Writing & the Editor

The editor is where you actually write. It’s a clean, rich-text page for your prose, and most of what it does is quiet by design: it saves your work for you, keeps your scenes organized, and lets you link characters and places without breaking your flow.

Just start typing. The editor is a full rich-text page — you can bold, italicize, set headings, and align text from the toolbar — but it’s meant to stay out of the way while you draft.

You never have to press save. Wonderthrough saves automatically a couple of seconds after you stop typing, and a small status note in the scene’s detail bar tells you where things stand: Saved, Saving…, or Unsaved changes. Your work is also flushed to disk when you switch scenes or leave the page, so nothing pending is ever lost in the handoff.

Your manuscript is built out of scenes. You create a new scene from the book or folder you want it to live in, give it a title, and start writing. Scenes can sit inside folders, which is how you shape chapters, parts, or any grouping that fits your book.

Each scene carries a status that tells Wonderthrough how finished it is. You set it from the status control in the scene’s detail bar:

  • Draft — the default for a new scene. It’s structurally real and part of your book, but still in progress.
  • Active — the scene is ready, and its full prose participates in the deeper AI analysis tools when you choose to run them. Moving a scene to Active is always your call, never automatic.
  • Archived — set aside. Archived scenes stay in your project but are kept out of analysis. You can restore an archived scene back to draft whenever you want.

Status is about readiness, not deletion. Nothing is thrown away when you change it.

Sending a scene to trash and getting it back

Section titled “Sending a scene to trash and getting it back”

If you want a scene out of your manuscript entirely, send it to the trash. Trashed scenes aren’t gone — they wait in the trash so you can restore them if you change your mind. When you’re sure, you can permanently delete a trashed scene to clear it for good.

You don’t have to read scene by scene. Wonderthrough gives you two collated views that stitch your scenes together into one continuous, editable page:

  • Manuscript View shows the entire book in order, with every folder and scene flowing top to bottom and clear breaks between scenes. The header shows your running totals, like scene count and word count.
  • Folder View does the same for a single folder — useful for reading a chapter or part as one piece.

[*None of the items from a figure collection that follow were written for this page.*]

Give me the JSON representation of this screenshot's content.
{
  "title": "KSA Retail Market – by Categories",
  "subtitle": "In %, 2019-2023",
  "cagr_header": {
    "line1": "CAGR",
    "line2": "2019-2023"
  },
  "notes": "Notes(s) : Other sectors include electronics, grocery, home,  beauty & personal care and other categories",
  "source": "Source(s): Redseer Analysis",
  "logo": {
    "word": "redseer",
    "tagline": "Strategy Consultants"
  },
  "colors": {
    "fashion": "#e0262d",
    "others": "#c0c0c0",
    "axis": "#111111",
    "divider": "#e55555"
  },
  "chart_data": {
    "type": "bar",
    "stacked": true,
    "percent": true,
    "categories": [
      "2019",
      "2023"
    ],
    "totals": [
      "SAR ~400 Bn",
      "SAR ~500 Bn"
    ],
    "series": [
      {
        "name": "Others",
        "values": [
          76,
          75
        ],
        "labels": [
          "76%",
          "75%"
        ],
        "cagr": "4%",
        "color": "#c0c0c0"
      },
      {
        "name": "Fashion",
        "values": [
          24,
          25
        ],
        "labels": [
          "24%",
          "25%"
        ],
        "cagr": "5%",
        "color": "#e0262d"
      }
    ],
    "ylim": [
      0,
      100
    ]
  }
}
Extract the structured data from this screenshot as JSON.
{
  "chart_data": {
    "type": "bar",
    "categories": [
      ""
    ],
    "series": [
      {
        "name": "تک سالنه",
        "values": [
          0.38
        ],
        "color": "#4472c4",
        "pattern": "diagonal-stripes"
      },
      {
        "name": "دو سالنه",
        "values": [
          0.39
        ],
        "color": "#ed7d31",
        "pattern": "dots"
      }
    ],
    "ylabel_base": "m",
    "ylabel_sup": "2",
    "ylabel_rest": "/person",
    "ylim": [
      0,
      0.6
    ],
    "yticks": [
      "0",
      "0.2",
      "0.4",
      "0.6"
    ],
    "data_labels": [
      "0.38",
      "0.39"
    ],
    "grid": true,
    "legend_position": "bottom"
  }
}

Both views are fully editable, not just read-only. As your cursor moves from one scene into the next, the detail bar follows along and reflects whichever scene you’re currently in. You can also use Find (Cmd+F / Ctrl+F) to search across everything in view at once.

Linking characters and places as you write

Section titled “Linking characters and places as you write”

When you mention a character or location in your prose, Wonderthrough can connect that mention to the entity it belongs to. Linked names get a subtle tint and underline — amber for characters, a cooler tone for locations — and hovering one shows a small card with the entity’s name and type.

There are two easy ways to link:

  • Type @ to pull up a quick list of your characters, locations, and other entities, then pick the one you mean. The name drops into your prose as plain text — no clutter, no widgets.
  • Just keep writing. As you type a name that matches an entity, Wonderthrough can recognize it and link it for you. You can make any of these links permanent from the right-click menu, or remove a link you don’t want.

Either way, the words on the page stay your words. Linking only adds a connection underneath — it never changes your prose.